WThe EM algorithm for fitting Gaussian mixture models is one of the most widely-used clustering methods. Yet, surprisingly little is known about its behavior. Under what conditions does it converge to a good local optimum? What are good ways to initialize it, and to merge/remove intermediate clusters? Such questions are difficult to answer with the mathematical tools that have traditionally been applied to EM.

I will describe an alternative way of analyzing EM: by a probabilistic analysis. This reveals, first of all, that many common methods of initializing EM produce highly suboptimal results even in ideal clustering scenarios.
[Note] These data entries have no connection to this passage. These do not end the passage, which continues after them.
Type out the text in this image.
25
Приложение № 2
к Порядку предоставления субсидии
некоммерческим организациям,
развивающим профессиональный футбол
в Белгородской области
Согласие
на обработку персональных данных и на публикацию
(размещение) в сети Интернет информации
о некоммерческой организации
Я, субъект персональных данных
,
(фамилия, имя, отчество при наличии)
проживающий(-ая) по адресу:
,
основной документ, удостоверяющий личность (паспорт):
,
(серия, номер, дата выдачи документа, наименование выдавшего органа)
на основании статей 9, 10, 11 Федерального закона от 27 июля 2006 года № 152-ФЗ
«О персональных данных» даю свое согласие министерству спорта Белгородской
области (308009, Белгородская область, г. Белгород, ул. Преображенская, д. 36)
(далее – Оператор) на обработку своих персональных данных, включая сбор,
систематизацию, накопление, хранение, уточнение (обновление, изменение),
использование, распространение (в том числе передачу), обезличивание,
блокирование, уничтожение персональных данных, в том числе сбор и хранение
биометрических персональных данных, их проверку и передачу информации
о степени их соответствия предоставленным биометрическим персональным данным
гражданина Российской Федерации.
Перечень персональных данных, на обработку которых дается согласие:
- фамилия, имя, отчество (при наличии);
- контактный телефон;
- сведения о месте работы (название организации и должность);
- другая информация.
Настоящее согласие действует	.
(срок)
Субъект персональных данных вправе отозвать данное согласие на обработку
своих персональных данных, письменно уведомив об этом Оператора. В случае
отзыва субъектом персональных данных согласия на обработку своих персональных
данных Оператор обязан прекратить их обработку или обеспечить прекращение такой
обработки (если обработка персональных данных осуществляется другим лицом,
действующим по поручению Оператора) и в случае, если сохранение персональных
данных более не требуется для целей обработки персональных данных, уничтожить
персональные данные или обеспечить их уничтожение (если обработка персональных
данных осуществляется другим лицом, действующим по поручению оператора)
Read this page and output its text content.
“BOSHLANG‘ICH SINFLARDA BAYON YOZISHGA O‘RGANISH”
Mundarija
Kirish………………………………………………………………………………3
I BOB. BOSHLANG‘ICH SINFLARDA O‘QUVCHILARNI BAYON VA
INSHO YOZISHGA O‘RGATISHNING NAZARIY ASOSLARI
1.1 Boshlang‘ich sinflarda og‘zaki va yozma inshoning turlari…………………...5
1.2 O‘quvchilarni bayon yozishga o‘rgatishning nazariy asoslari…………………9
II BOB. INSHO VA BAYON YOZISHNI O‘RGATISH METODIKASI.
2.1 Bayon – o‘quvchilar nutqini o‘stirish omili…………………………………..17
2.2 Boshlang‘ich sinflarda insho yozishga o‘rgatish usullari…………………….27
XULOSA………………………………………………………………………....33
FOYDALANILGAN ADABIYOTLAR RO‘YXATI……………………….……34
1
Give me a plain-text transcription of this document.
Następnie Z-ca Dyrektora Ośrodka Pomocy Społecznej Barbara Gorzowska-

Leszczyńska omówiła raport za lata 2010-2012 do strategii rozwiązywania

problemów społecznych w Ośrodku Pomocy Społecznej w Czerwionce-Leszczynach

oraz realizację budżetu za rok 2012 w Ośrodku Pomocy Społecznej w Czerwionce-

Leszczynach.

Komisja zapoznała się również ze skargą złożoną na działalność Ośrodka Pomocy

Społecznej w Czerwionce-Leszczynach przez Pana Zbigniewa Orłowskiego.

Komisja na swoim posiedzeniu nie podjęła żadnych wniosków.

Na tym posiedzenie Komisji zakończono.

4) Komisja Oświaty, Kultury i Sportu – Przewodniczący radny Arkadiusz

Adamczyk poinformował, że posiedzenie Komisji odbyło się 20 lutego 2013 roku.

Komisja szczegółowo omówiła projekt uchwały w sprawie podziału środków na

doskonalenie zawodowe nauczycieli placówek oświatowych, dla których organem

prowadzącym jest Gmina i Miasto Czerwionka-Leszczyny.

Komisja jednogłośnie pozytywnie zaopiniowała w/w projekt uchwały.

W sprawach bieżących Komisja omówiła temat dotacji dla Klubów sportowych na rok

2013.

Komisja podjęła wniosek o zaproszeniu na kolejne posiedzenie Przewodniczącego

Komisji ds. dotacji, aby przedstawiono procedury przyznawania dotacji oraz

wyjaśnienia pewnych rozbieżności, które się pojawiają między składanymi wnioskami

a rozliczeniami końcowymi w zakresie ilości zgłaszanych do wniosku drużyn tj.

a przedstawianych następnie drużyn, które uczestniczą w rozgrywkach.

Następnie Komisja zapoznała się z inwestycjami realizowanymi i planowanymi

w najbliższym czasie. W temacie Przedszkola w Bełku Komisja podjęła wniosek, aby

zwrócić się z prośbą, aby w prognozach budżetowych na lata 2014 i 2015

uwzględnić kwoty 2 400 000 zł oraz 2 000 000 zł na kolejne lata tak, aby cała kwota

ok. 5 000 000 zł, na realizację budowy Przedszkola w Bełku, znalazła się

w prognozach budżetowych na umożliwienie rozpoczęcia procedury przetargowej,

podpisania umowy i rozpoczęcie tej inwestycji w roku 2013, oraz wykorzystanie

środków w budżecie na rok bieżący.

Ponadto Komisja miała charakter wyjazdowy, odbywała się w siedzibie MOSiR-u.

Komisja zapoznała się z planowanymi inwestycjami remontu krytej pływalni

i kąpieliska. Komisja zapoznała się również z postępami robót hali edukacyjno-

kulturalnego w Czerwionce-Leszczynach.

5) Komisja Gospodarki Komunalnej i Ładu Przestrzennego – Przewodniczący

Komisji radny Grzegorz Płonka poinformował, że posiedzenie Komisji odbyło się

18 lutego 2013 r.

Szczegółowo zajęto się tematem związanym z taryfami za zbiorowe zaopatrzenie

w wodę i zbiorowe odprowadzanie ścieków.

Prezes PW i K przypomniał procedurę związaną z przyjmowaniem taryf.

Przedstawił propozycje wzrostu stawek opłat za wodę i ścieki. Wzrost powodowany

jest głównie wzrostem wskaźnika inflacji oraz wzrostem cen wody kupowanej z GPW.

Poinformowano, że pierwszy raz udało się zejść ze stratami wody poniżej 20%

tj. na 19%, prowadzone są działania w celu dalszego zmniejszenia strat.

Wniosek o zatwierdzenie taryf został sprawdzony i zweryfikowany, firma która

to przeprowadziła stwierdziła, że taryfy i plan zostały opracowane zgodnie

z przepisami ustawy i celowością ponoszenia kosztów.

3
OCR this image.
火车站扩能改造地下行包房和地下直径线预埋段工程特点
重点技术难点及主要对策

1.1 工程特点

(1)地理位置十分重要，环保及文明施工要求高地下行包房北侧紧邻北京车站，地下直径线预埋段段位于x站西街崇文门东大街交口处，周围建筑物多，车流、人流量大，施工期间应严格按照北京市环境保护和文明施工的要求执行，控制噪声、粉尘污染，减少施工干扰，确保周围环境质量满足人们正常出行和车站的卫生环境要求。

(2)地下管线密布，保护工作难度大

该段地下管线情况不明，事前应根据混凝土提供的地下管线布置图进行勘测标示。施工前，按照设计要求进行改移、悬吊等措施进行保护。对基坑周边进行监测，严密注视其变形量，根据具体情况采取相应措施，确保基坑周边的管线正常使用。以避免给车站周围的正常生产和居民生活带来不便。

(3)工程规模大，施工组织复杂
On the other hand, I'll show that a particular variant of EM will provably recover a near-optimal clustering, provided that the clusters are adequately separated and that their distributions are of a certain fairly general form.

The type of cluster distributions allowed is motivated by a new result in projection pursuit, along the lines of the (somewhat mistaken) folklore that "almost all projections of high-dimensional data look Gaussian".

Specifically, I'll show that for any D-dimensional distribution with finite second moments, there is a precise sense in which almost all of its linear projections into d < D dimensions look like a scale-mixture of spherical Gaussians (concentric spherical Gaussians with the same center).

The extent of this effect depends upon the ratio of d to D, and upon the "eccentricity" of the high-dimensional distribution.

Speaker Bio

Sanjoy Dasgupta

Sanjoy Dasgupta is an Assistant Professor in the Department of Computer Science and Engineering at UC San Diego. He received his PhD from Berkeley, and spent two years at AT&T Research Labs before joining UCSD.

His area of research is algorithmic statistics, with a focus on unsupervised and minimally supervised learning. He has recently completed a textbook, "Algorithms" (with Christos Papadimitriou and Umesh Vazirani).